In typical brainstorming fashion, there are no wrong answers - we should call out anything that can mess things up.
It's important that we get specific with these issues, and avoid overly general phrasing (e.g., "the queueing system stops responding" vs. "it doesn't work"), because we also want to use this opportunity to think of ways we can mitigate or even prevent these problems.
- What is a brief description of the issue?
- What are the symptoms? How will we know if we're in this state?
- What are the effects on the end user?
- Is data affected at all?
- What actions can we take to avoid this? Can we fix it without a code deployment?
- If we fix the issue, is there additional cleanup work afterward?
Patterns often start to emerge when we enumerate these issues. We might even be able to group some of them together, if they have similar symptoms or fixes.

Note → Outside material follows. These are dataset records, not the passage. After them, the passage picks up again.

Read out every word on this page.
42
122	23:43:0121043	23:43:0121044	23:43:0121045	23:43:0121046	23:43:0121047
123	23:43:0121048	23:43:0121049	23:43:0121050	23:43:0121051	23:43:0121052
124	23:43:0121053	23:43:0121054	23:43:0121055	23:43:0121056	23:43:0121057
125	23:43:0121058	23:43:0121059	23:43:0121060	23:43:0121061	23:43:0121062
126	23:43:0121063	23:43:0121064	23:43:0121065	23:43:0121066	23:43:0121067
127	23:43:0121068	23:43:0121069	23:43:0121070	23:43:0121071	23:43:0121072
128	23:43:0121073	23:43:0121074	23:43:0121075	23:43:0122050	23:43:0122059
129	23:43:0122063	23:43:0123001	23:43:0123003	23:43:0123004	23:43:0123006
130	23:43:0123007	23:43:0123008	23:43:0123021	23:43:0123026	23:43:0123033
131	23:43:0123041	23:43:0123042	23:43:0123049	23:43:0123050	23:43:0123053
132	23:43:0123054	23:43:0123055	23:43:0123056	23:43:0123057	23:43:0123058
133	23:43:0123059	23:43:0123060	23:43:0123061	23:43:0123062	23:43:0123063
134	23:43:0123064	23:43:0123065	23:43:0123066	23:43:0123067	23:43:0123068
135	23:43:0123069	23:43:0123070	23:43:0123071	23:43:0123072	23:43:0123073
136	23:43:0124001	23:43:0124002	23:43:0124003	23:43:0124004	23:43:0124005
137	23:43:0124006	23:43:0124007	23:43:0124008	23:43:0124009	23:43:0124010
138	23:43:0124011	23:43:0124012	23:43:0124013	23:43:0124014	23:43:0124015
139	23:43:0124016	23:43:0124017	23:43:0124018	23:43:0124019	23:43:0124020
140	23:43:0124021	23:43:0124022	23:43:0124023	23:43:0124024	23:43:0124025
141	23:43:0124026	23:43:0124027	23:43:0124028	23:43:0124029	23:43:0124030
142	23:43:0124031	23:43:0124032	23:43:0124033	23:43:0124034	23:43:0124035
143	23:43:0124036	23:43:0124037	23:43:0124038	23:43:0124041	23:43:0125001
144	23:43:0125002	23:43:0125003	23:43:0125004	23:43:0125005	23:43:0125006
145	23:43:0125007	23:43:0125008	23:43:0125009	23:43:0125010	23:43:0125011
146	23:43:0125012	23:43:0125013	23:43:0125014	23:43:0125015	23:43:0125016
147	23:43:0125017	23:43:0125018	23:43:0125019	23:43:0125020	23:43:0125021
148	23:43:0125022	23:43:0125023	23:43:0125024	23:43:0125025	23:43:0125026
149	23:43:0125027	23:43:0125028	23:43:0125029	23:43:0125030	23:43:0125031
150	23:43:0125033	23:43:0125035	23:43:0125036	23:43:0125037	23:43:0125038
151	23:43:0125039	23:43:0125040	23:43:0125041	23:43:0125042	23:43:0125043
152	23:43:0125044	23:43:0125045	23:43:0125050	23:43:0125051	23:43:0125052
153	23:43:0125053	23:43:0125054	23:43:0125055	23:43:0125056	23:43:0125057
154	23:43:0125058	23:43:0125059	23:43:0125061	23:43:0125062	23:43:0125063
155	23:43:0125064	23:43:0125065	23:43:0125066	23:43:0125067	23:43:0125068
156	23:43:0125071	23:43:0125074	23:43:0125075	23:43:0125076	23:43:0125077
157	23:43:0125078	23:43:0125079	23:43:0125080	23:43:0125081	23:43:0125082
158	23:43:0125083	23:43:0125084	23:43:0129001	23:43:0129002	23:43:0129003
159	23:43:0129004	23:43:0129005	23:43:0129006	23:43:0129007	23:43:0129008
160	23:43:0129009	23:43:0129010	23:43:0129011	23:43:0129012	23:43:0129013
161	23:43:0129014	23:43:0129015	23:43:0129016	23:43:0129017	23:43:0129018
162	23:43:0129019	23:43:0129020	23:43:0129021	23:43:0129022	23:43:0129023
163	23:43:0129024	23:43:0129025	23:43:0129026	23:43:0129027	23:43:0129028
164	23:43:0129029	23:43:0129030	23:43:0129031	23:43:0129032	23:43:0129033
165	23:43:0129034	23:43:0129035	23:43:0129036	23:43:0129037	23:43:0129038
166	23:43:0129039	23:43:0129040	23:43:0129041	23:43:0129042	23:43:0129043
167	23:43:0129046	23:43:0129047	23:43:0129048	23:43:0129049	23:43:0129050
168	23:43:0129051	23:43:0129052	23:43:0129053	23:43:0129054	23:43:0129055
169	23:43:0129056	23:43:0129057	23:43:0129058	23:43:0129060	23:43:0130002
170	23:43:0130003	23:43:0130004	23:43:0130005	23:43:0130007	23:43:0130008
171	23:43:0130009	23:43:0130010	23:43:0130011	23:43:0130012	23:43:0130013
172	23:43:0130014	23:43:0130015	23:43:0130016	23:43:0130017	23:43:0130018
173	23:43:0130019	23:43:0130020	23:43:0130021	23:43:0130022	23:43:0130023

This becomes really useful when we encounter a failure that we hadn't anticipated in the pre-mortem; it might fit into one of the groups we already identified, giving us a leg up on finding a solution!
Unfortunately, we can't easily fix or workaround all problems. In these situations, we need to consider how to roll back or undo our work. For instance, this could include merging a revert PR for a code deployment, stopping a service, or even deleting data that was created during the event.
We want to prepare for this situation up-front because chances are high that we'd be invoking it at a time when everyone has already been hyper-focused on other details. As a result, it's a time ripe for making simple mistakes. As part of our recent pre-mortem, we had a revert PR prepped and reviewed, ready-to-go before we got started. (We ended up opting to not deploy it at the time, but it was still nice peace of mind. 😅)
- Under what conditions should we consider rolling back changes?
- How do we perform a rollback?
- Who needs to perform the rollback? (e.g., someone with
Mind the Gap
The main participants of a pre-mortem are the people coordinating the event. This includes Product representatives and other team members that have a finger on the pulse of user experience. We're less likely to accidentally overlook something if we have a diverse set of ideas, and a variety of viewpoints from different levels of the tech stack.
But, documentation only helps if someone reads it.
Therefore, we should consider our team members' preferences, and tailor the document to their needs and styles.
We enjoy a pretty casual atmosphere at FloQast, which is reflected in a lot of our documentation - plain language and a relaxed tone, with a strong chance of GIFs.
However, some teams may be more comfortable with a structured format: using a formal tone or more technically precise language. Similarly, we may want to control the general tenor of certain topics, to keep things on track.
Striking the right balance can be a challenge, but the important thing is to make it easy for everyone to read and contribute to the pre-mortem. That way we can make sure everyone is on the same page when the going gets rough.